The devprintk module and udplogs show the following concepts:
/proc/kmsg.
The module registers a console data structure, that will receive all printk traffic together with all the other consoles in the system. This is how you all diagnostic channels in Linux work, whether they are the VGA screen, the serial port, or the line printer.
The console is registered with small as its name and
CON_ENABLED as flags – otherwise the console would only be
enabled if a console=small0 would be passed on the kernel
command line.
The output it receives is fed back to printk, by only reporting
how may bytes the new console received. To avoid recursion any message
that includes the string smallcons is discarded.

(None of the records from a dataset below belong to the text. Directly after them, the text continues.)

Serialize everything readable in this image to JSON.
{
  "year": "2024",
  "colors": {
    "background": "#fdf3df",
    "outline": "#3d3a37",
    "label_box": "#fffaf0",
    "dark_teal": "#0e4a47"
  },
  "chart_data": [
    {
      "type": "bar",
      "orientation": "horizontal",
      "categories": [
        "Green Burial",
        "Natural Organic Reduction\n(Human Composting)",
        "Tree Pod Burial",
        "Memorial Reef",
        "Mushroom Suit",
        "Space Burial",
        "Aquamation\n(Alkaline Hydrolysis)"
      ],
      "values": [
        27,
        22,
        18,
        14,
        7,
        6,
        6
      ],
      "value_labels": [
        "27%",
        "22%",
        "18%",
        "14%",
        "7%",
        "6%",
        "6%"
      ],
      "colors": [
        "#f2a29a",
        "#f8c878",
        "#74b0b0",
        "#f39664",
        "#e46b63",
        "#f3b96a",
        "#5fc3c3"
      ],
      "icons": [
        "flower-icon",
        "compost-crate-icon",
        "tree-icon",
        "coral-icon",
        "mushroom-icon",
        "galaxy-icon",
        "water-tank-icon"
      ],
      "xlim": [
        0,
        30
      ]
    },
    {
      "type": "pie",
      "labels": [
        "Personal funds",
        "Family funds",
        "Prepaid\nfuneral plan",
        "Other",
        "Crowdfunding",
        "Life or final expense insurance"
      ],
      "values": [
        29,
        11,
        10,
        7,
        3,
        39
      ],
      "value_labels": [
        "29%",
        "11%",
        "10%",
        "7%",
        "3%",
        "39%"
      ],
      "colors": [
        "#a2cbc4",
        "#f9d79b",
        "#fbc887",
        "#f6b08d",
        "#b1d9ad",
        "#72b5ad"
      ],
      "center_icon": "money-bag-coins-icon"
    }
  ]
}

This is what happens when you load the module:
[135434.016434] console [small-1] enabled
[135434.017415] smallcons: got 42 bytes
[135434.018419] new console loaded
[135434.019415] smallcons: got 35 bytes
The first message is generated by the kernel and sent to the new console as well, which counts it as 42 bytes of information. The next message is printed by smallcons itself, in its own init method, and again it gets fed to the new console, which reports it as being 35 bytes long.